Understanding the behaviors of past beings and present ones is what drives archeologist Todd Surovell.
Since July, the Mount Vernon native has followed the Dukha nomadic reindeer herders of the Khövsgöl Province of Mongolia near the Siberian border, documenting their daily activities through pictures and notes. Saturday, Surovell will share months of research with people at the James Lee Community Center in Falls Church.
“I wanted to study human behavior in a nomadic context in a tempered environment,” Surovell said Thursday during a telephone interview. “Not a lot of nomadic people exist in the world today. I ended up going to Mongolia because I had some colleagues that had worked there and had some contacts there.”

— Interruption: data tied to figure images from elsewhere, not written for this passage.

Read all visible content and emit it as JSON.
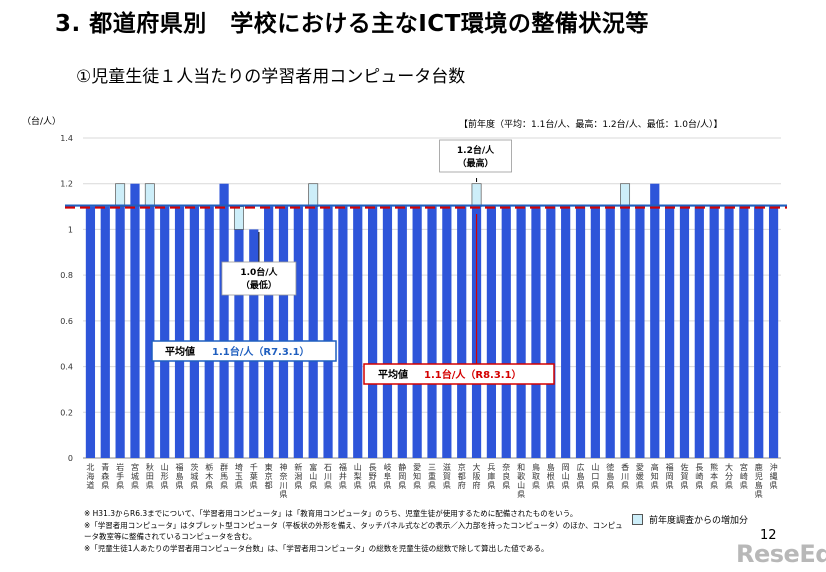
{
  "header": {
    "title": "3. 都道府県別　学校における主なICT環境の整備状況等",
    "subtitle": "①児童生徒１人当たりの学習者用コンピュータ台数"
  },
  "colors": {
    "bar": "#2e55d9",
    "increase": "#cdeef9",
    "prev_avg_line": "#1f5fbf",
    "curr_avg_line": "#d40000",
    "prev_avg_box": "#1f5fbf",
    "curr_avg_box": "#d40000"
  },
  "chart_data": {
    "type": "bar",
    "ylabel": "（台/人）",
    "ylim": [
      0,
      1.4
    ],
    "yticks": [
      0,
      0.2,
      0.4,
      0.6,
      0.8,
      1,
      1.2,
      1.4
    ],
    "ytick_labels": [
      "0",
      "0.2",
      "0.4",
      "0.6",
      "0.8",
      "1",
      "1.2",
      "1.4"
    ],
    "grid": true,
    "categories": [
      "北海道県",
      "青森県",
      "岩手県",
      "宮城県",
      "秋田県",
      "山形県",
      "福島県",
      "茨城県",
      "栃木県",
      "群馬県",
      "埼玉県",
      "千葉県",
      "東京都",
      "神奈川県",
      "新潟県",
      "富山県",
      "石川県",
      "福井県",
      "山梨県",
      "長野県",
      "岐阜県",
      "静岡県",
      "愛知県",
      "三重県",
      "滋賀県",
      "京都府",
      "大阪府",
      "兵庫県",
      "奈良県",
      "和歌山県",
      "鳥取県",
      "島根県",
      "岡山県",
      "広島県",
      "山口県",
      "徳島県",
      "香川県",
      "愛媛県",
      "高知県",
      "福岡県",
      "佐賀県",
      "長崎県",
      "熊本県",
      "大分県",
      "宮崎県",
      "鹿児島県",
      "沖縄県"
    ],
    "category_labels": [
      "北海道",
      "青森県",
      "岩手県",
      "宮城県",
      "秋田県",
      "山形県",
      "福島県",
      "茨城県",
      "栃木県",
      "群馬県",
      "埼玉県",
      "千葉県",
      "東京都",
      "神奈川県",
      "新潟県",
      "富山県",
      "石川県",
      "福井県",
      "山梨県",
      "長野県",
      "岐阜県",
      "静岡県",
      "愛知県",
      "三重県",
      "滋賀県",
      "京都府",
      "大阪府",
      "兵庫県",
      "奈良県",
      "和歌山県",
      "鳥取県",
      "島根県",
      "岡山県",
      "広島県",
      "山口県",
      "徳島県",
      "香川県",
      "愛媛県",
      "高知県",
      "福岡県",
      "佐賀県",
      "長崎県",
      "熊本県",
      "大分県",
      "宮崎県",
      "鹿児島県",
      "沖縄県"
    ],
    "series": [
      {
        "values": [
          1.1,
          1.1,
          1.1,
          1.2,
          1.1,
          1.1,
          1.1,
          1.1,
          1.1,
          1.2,
          1.0,
          1.0,
          1.1,
          1.1,
          1.1,
          1.1,
          1.1,
          1.1,
          1.1,
          1.1,
          1.1,
          1.1,
          1.1,
          1.1,
          1.1,
          1.1,
          1.1,
          1.1,
          1.1,
          1.1,
          1.1,
          1.1,
          1.1,
          1.1,
          1.1,
          1.1,
          1.1,
          1.1,
          1.2,
          1.1,
          1.1,
          1.1,
          1.1,
          1.1,
          1.1,
          1.1,
          1.1
        ]
      },
      {
        "name": "前年度調査からの増加分",
        "values": [
          0,
          0,
          0.1,
          0,
          0.1,
          0,
          0,
          0,
          0,
          0,
          0.1,
          0,
          0,
          0,
          0,
          0.1,
          0,
          0,
          0,
          0,
          0,
          0,
          0,
          0,
          0,
          0,
          0.1,
          0,
          0,
          0,
          0,
          0,
          0,
          0,
          0,
          0,
          0.1,
          0,
          0,
          0,
          0,
          0,
          0,
          0,
          0,
          0,
          0
        ]
      }
    ],
    "avg_prev": 1.1,
    "avg_curr": 1.1,
    "annotations": {
      "max": {
        "line1": "1.2台/人",
        "line2": "（最高）"
      },
      "min": {
        "line1": "1.0台/人",
        "line2": "（最低）"
      },
      "avg_prev_label": "平均値",
      "avg_prev_value": "1.1台/人（R7.3.1）",
      "avg_curr_label": "平均値",
      "avg_curr_value": "1.1台/人（R8.3.1）"
    }
  },
  "unit_label": "（台/人）",
  "prev_year_note": "【前年度（平均：1.1台/人、最高：1.2台/人、最低：1.0台/人）】",
  "legend": {
    "label": "前年度調査からの増加分"
  },
  "footnotes": [
    "※ H31.3からR6.3までについて、「学習者用コンピュータ」は「教育用コンピュータ」のうち、児童生徒が使用するために配備されたものをいう。",
    "※「学習者用コンピュータ」はタブレット型コンピュータ（平板状の外形を備え、タッチパネル式などの表示／入力部を持ったコンピュータ）のほか、コンピュータ教室等に整備されているコンピュータを含む。",
    "※「児童生徒1人あたりの学習者用コンピュータ台数」は、「学習者用コンピュータ」の総数を児童生徒の総数で除して算出した値である。"
  ],
  "page_number": "12",
  "logo": "ReseEd"
}
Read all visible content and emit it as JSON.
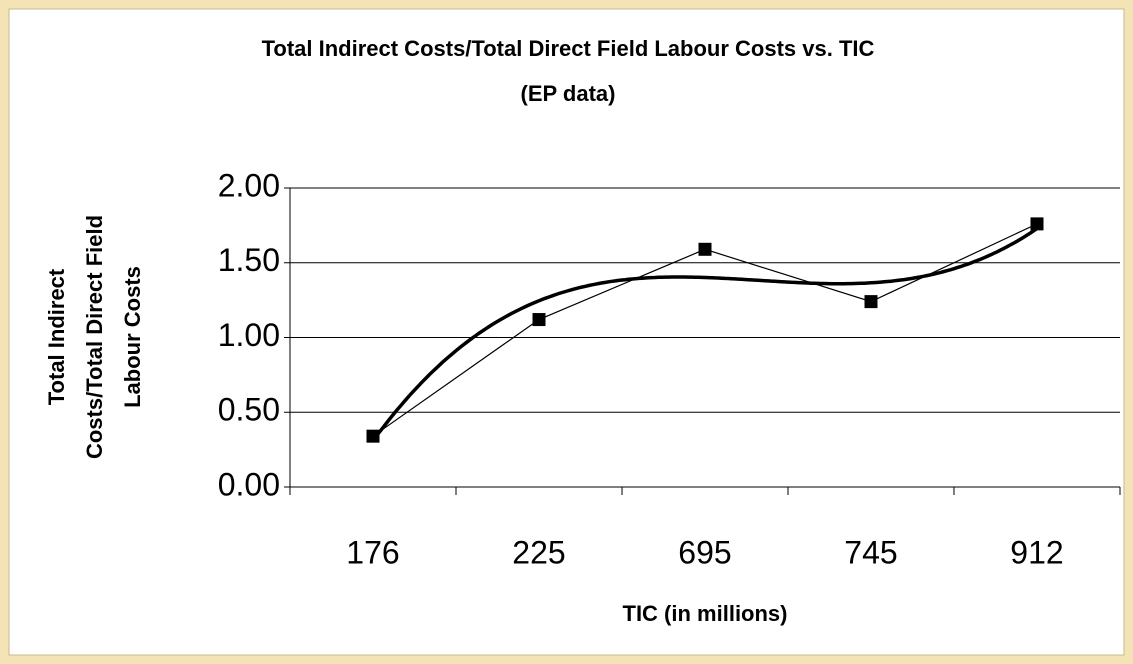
{
  "chart_data": {
    "type": "line",
    "title": [
      "Total Indirect Costs/Total Direct Field Labour Costs vs. TIC",
      "(EP data)"
    ],
    "y_label": [
      "Total Indirect",
      "Costs/Total Direct Field",
      "Labour Costs"
    ],
    "x_label": "TIC (in millions)",
    "categories": [
      "176",
      "225",
      "695",
      "745",
      "912"
    ],
    "series": [
      {
        "color": "#000000",
        "values": [
          0.34,
          1.12,
          1.59,
          1.24,
          1.76
        ]
      }
    ],
    "trendline": {
      "type": "polynomial",
      "order": 3
    },
    "ylim": [
      0,
      2
    ],
    "yticks": [
      {
        "value": 0,
        "label": "0.00"
      },
      {
        "value": 0.5,
        "label": "0.50"
      },
      {
        "value": 1,
        "label": "1.00"
      },
      {
        "value": 1.5,
        "label": "1.50"
      },
      {
        "value": 2,
        "label": "2.00"
      }
    ],
    "grid": true
  }
}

Surovell, interim director of the George C. Frison Institute Department of Anthropology at the University of Wyoming, has accumulated more than 5,300 photos since July. He and his colleagues used time-lapse photography and photogrammetry to map the spatial distribution of genders, ages, activities and equipment in exterior spaces. Surovell said he will return to Mongolia in August and expects to finish his research within the next two years.
It’s not the flight that the most tiring part of his travels to Mongolia to follow the Dukha nomadic reindeer herders. It’s the 600 miles he has to travel by vehicle through rough terrain on the ground followed by another 20 miles by horseback to finally reach his destination. Once there, he sleeps on the ground in tents for the entire time he is there completing his research.
“Mongolia is kind of a rugged place,” he said. “It’s kind of tough but it’s rewarding.”
Surovell will present “Mapping People in their Living Space: The Dukha Ethnoarchaeological Project in Mongolia,” at 10 a.m. at the James Lee Community Center on Saturday.